Éric Barone

Personal information
- Nickname: Le Baron Rouge (The Red Baron)
- Born: 4 November 1960 (age 64) Oyonnax, France

Team information
- Rider type: High speed specialist

= Éric Barone =

French cyclist (born 1960)

Éric Barone (born 4 November 1960 in Oyonnax, France) is a French cyclist. He holds the world downhill speed record for bicycle, on both snow and gravel. On snow, his downhill speed record is 227.720 km/h achieved on 18 March 2017, on the speed snow track at Vars, France while on gravel his downhill speed record is 172 km/h, achieved at the Cerro Negro volcano, in Nicaragua. His French nickname is "Baron Rouge", which means Red Baron.

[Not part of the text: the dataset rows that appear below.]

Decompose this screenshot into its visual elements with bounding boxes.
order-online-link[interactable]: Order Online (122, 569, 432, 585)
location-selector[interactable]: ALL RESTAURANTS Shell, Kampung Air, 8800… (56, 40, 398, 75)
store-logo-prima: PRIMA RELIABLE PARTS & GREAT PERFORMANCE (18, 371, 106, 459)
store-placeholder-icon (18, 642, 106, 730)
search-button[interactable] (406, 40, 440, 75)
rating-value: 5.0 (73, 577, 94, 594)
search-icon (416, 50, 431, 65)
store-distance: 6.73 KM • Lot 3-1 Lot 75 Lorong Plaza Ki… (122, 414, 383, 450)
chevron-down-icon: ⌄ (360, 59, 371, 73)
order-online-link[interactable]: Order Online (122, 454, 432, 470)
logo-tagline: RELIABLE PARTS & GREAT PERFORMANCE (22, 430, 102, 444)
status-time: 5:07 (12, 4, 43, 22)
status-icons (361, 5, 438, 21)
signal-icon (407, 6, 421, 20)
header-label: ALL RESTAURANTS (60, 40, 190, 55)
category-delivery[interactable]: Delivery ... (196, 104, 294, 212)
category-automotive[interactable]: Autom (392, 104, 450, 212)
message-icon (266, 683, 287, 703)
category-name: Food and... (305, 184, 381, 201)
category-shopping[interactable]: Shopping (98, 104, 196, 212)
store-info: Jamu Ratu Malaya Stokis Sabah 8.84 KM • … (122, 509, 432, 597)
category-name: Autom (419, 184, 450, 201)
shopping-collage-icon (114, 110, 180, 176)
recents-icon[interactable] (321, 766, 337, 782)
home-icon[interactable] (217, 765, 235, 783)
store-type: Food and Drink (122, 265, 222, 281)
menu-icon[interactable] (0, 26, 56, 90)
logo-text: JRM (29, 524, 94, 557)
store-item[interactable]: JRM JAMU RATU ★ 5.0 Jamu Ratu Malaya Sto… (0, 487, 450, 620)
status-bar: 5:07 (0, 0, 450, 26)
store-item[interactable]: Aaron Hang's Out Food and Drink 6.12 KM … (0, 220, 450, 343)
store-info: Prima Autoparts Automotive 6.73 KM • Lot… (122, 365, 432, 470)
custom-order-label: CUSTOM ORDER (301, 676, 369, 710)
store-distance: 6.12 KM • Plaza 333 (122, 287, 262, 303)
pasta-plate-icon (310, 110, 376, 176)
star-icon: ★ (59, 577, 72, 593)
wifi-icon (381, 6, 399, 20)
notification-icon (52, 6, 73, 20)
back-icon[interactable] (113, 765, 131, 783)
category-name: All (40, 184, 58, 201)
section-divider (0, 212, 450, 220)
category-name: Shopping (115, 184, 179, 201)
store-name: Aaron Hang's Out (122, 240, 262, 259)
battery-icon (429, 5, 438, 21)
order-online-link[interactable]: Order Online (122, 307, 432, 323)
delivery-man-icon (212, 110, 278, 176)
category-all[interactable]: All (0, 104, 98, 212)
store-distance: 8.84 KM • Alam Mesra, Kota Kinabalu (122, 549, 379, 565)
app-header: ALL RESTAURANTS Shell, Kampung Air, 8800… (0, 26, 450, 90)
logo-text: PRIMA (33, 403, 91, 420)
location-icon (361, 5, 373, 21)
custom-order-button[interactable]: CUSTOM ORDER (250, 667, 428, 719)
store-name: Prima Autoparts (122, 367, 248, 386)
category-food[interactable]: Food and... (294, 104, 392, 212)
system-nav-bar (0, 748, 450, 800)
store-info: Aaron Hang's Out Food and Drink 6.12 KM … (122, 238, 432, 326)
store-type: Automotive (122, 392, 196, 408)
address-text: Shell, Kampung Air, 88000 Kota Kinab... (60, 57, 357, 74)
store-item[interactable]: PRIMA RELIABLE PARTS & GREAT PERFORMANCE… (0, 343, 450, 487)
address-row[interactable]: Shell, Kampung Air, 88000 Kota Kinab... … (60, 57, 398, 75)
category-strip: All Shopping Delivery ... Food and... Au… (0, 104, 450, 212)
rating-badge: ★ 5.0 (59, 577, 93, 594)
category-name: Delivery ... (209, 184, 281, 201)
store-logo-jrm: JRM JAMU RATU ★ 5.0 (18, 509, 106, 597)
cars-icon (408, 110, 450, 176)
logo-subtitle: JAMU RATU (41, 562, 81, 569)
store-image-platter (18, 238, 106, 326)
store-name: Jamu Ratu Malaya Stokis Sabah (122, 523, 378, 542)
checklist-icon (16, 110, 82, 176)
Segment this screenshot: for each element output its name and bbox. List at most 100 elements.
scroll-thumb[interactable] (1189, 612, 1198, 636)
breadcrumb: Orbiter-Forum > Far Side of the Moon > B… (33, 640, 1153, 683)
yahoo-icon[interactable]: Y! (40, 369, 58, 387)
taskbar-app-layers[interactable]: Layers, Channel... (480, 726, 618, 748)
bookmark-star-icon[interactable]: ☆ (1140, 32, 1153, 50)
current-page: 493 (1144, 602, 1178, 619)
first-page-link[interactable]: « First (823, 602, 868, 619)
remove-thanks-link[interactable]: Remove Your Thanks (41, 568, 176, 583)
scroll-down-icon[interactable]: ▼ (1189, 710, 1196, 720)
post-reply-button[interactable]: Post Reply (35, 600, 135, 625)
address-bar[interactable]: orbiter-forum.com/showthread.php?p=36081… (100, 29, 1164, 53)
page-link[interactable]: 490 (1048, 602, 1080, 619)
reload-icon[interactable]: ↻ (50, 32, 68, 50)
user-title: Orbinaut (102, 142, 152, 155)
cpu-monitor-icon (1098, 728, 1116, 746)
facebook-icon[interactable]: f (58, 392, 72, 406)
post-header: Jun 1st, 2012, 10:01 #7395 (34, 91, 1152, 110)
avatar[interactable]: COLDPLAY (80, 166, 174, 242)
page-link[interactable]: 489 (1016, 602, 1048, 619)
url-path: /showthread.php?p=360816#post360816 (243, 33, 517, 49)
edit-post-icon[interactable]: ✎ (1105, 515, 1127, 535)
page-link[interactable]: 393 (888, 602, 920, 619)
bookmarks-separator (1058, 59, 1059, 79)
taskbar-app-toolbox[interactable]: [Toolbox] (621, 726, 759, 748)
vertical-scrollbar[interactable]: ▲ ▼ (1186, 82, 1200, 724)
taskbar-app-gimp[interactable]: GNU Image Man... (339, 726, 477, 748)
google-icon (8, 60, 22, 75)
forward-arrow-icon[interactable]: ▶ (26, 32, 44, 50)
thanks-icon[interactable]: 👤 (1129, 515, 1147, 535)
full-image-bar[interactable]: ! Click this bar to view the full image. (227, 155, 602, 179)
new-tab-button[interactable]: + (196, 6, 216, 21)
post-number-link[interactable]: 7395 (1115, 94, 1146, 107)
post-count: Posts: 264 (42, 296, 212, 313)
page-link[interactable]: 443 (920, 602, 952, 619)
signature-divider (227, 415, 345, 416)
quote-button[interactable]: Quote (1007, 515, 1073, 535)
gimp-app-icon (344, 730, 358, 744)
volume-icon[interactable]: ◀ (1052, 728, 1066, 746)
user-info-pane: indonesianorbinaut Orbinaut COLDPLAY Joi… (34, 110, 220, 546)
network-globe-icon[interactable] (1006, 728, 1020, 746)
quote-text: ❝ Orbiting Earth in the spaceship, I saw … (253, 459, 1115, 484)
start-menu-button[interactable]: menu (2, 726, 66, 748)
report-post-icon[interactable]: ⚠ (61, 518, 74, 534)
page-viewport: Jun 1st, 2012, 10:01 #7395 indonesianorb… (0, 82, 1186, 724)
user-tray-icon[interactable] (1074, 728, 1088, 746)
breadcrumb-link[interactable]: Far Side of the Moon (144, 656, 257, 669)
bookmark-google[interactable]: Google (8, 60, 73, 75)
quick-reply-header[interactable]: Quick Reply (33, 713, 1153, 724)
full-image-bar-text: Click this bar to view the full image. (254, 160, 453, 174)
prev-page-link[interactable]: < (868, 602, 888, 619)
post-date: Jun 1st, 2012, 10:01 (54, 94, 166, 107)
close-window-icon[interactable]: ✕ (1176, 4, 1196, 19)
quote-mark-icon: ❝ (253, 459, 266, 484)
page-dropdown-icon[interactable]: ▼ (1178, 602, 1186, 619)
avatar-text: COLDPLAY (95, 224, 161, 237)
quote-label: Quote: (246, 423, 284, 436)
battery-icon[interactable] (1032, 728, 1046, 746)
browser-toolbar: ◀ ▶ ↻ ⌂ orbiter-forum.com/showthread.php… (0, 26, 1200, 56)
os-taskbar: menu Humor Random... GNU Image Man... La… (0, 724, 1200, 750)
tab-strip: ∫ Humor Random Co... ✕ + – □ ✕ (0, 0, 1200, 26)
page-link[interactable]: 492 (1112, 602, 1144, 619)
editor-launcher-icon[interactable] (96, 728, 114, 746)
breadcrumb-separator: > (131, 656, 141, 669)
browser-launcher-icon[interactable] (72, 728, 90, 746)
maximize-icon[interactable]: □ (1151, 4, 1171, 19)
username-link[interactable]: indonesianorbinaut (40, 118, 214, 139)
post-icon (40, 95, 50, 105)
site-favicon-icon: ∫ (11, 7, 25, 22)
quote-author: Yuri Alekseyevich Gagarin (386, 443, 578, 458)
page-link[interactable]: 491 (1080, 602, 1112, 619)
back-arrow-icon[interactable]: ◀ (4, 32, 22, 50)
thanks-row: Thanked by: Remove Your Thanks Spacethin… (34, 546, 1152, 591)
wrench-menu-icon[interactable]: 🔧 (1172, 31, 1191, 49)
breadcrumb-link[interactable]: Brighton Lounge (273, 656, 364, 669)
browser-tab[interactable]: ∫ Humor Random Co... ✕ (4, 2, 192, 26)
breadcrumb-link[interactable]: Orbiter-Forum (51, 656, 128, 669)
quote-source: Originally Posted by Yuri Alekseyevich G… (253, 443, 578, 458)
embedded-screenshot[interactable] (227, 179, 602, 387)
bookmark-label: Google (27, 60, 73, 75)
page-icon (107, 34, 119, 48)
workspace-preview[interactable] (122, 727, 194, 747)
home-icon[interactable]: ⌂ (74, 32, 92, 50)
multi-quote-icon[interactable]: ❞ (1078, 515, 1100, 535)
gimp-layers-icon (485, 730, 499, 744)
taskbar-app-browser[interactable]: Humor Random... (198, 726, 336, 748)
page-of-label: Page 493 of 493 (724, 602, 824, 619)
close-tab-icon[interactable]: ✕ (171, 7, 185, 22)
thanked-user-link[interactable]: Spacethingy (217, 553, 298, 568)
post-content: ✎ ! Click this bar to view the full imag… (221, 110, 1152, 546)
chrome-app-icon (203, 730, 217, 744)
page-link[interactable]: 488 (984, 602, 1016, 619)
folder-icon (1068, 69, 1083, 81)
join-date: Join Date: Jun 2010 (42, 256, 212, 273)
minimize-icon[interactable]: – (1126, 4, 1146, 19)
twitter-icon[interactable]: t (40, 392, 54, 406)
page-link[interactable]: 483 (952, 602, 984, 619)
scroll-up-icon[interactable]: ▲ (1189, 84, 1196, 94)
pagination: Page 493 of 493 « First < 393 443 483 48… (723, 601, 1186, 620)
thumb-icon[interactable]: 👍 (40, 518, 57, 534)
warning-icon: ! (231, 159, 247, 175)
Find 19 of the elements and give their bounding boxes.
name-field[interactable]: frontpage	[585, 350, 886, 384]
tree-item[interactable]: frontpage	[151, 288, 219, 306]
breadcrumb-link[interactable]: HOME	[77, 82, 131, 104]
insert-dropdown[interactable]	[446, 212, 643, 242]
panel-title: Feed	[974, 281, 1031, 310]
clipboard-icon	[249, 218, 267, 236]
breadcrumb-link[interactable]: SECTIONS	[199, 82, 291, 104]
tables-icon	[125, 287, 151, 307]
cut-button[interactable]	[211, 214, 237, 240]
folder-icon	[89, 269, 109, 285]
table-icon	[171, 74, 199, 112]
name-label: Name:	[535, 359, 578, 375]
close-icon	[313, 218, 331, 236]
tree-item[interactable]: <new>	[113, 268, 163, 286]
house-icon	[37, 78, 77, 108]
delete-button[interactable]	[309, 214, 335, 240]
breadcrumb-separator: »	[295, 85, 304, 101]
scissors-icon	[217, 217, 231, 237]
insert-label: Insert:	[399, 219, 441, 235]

== Early career highlights ==
After some initial jobs, including acting as stunt double of actors Sylvester Stallone, Jean-Claude Van Damme and Adrian Paul, at 34 he started trying to achieve speed records on a bicycle. Barone achieved the downhill record on snow in 1994, beating the previous record by Christian Taillefer. He broke the record again in 1999 and on 21 April 2000, when he reached 222 km/h at Les Arcs ski resort, France, using an aerodynamic prototype bicycle, helmet and clothing.

In 1999 he reached 118 km/h on gravel in Hawaii. After that, his goal was to show he could be faster on gravel. He discovered the Cerro Negro volcano in Nicaragua. Its clean slopes and soft volcanic ash were ideal.

== Record setting ==
In November 2001, he descended that volcano at 130 km/h, beating his previous record achieved in Hawaii. Barone believed he could do more, and decided to try again some time later. On 12 May 2002, he reached 163 km/h on his first attempt, on a serial production bicycle. A few minutes later, he descended again, on a prototype bicycle. He rode 400 m, and just after the computers had registered 172 km/h, the bike sharply entered a section of the hill with a lower gradient, causing the front bicycle fork to break off, and the bicycle and rider to crash hard and tumble down the hill at high speed. The helmet saved his life, but he had several broken ribs and other injuries. Barone said he would never descend again at the Cerro Negro, but announced he was willing to beat again the record on snow in the future. The record using a serial production bicycle on gravel was beaten in 2011, when Markus Stöckl reached 164.95 km/h on a volcano in Nicaragua. The prototype bicycle record, on gravel, still belongs to Barone.

During his career, Barone has descended the slopes of Mount Fuji in Japan, Mauna Kea and Kilauea in Hawaii, Etna and Stromboli in Sicily, the Nevado de Toluca in Mexico, and 20 volcanoes in Nicaragua.

== Other work ==
After his records, Barone has worked attracting tourists who want to discover the Volcano route and other sites in Nicaragua.